En l’espèce, le Syndicat des copropriétaires de la résidence « Les Balcons [Adresse 10] [Localité 9] » se borne à affirmer avoir subi un préjudice du fait de l’absence de paiement de ses charges de copropriété par Monsieur [S] [Y] sans toutefois faire la démonstration des difficultés de trésorerie que cela a pu générer ni de la mise en péril dans la gestion de la copropriété.
En outre, alors que Monsieur [S] [Y] ne règle pas régulièrement ses charges de copropriété depuis le dernier trimestre 2017, le Syndicat des copropriétaires de la résidence « Les Balcons [Adresse 10] [Localité 9] » justifie lui avoir transmis uniquement quatre mises en demeure du 12 décembre 2019, du 11 février 2021, du 18 janvier 2022 et du 11 juillet 2022, soit passé un délai de 2 ans à compter des premiers impayés, et d’aucune autre diligence malgré l’approbation de l’adjudication des lots dont Monsieur [S] [Y] est propriétaire lors de l’assemblée générale ordinaire du 29 mars 2022.
En conséquence, compte tenu de ces éléments le Syndicat des copropriétaires de la résidence « Les Balcons [Adresse 10] [Localité 9] » sera débouté de sa demande de condamnation de Monsieur [S] [Y] à lui payer 2.000 € à titre de dommages et intérêts.
Sur les demandes accessoires
Sur les dépens
Aux termes de l’article 696 du code de procédure civile, la partie qui succombe supporte les dépens à moins que le juge par décision motivée, n’en mettre la totalité ou une fraction à la charge d’une autre partie.
En l’espèce, Monsieur [S] [Y], partie perdante, sera condamné aux dépens de l’instance.
Sur l’article 700 du code de procédure civile
En application de l’article 700 du code de procédure civile, le juge condamne la partie tenue aux dépens ou qui perd son procès à payer à l’autre partie la somme qu’il détermine au titre des frais exposés et non compris dans les dépens. Le juge tient compte de l’équité ou de la situation économique de la partie condamnée. Il peut, même d’office, pour des raisons tirées des même considérations, dire qu’il n’y a lieu à condamnation.

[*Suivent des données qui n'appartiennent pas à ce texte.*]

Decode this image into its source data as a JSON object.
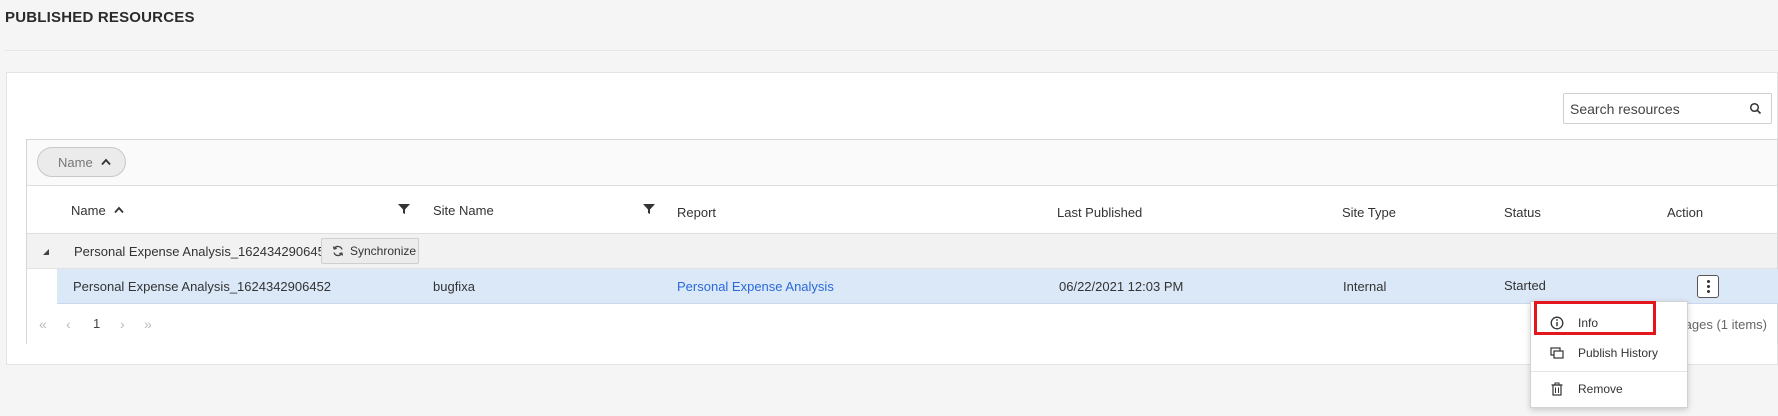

En l’espèce, il serait par ailleurs inéquitable de laisser à la charge du Syndicat des copropriétaires de la résidence « Les Balcons [Adresse 10] [Localité 9] » les frais qu’il a été contraint d’exposer pour la défense de ses intérêts en justice.
En conséquence, Monsieur [S] [Y] tenu aux dépens, sera condamné à payer au Syndicat des copropriétaires de la résidence « Les Balcons [Adresse 10] [Localité 9] » la somme de 1.000 € au titre de l’article 700 du code de procédure civile.
Sur l’exécution provisoire
Il sera rappelé qu’en application de l’article 514 du code de procédure civile, la présente décision est assortie de l’exécution provisoire.
PAR CES MOTIFS
Le tribunal statuant après débats publique, par jugement réputé contradictoire, rendu en premier ressort et prononcé par mise à disposition du greffe :
CONDAMNE Monsieur [S] [Y] à payer au Syndicat des copropriétaires de la résidence « Les Balcons de [Localité 9] » sise [Adresse 3] [Localité 1], représenté par son syndic l’agence CAP, la somme de 9.120,41 €, décompte arrêté au 1er avril 2024, pour une période allant du 30 septembre 2017 au 1er avril 2024, et ce avec intérêts au taux légal à compter de la date de l’assignation ;
DEBOUTE le Syndicat des copropriétaires de la résidence « Les Balcons de [Localité 9] » de l’immeuble sis [Adresse 3] [Localité 1], représenté par son syndic l’agence CAP, de sa demande de condamnation de Monsieur [S] [Y] à lui payer la somme de 226 € au titre des frais nécessaires de recouvrement ;
DEBOUTE le Syndicat des copropriétaires de la résidence « Les Balcons de [Localité 9] » sise [Adresse 3] [Localité 1], représenté par son syndic l’agence CAP, de sa demande de condamnation de Monsieur [S] [Y] à lui payer la somme de 2.000 € à titre de dommages et intérêts ;
CONDAMNE Monsieur [S] [Y] aux dépens qui seront directement recouvrés par Maître Fabrice NORET, avocat, en application de l’article 699 du code de procédure civile ;
CONDAMNE Monsieur [S] [Y] à payer au Syndicat des copropriétaires de la résidence « Les Balcons de [Localité 9] » sise [Adresse 2] [Localité 14], représenté par son syndic l’agence CAP, la somme de 1.000 € sur le fondement de l’article 700 du code de procédure civile ;
RAPPELLE que l’exécution provisoire est de droit.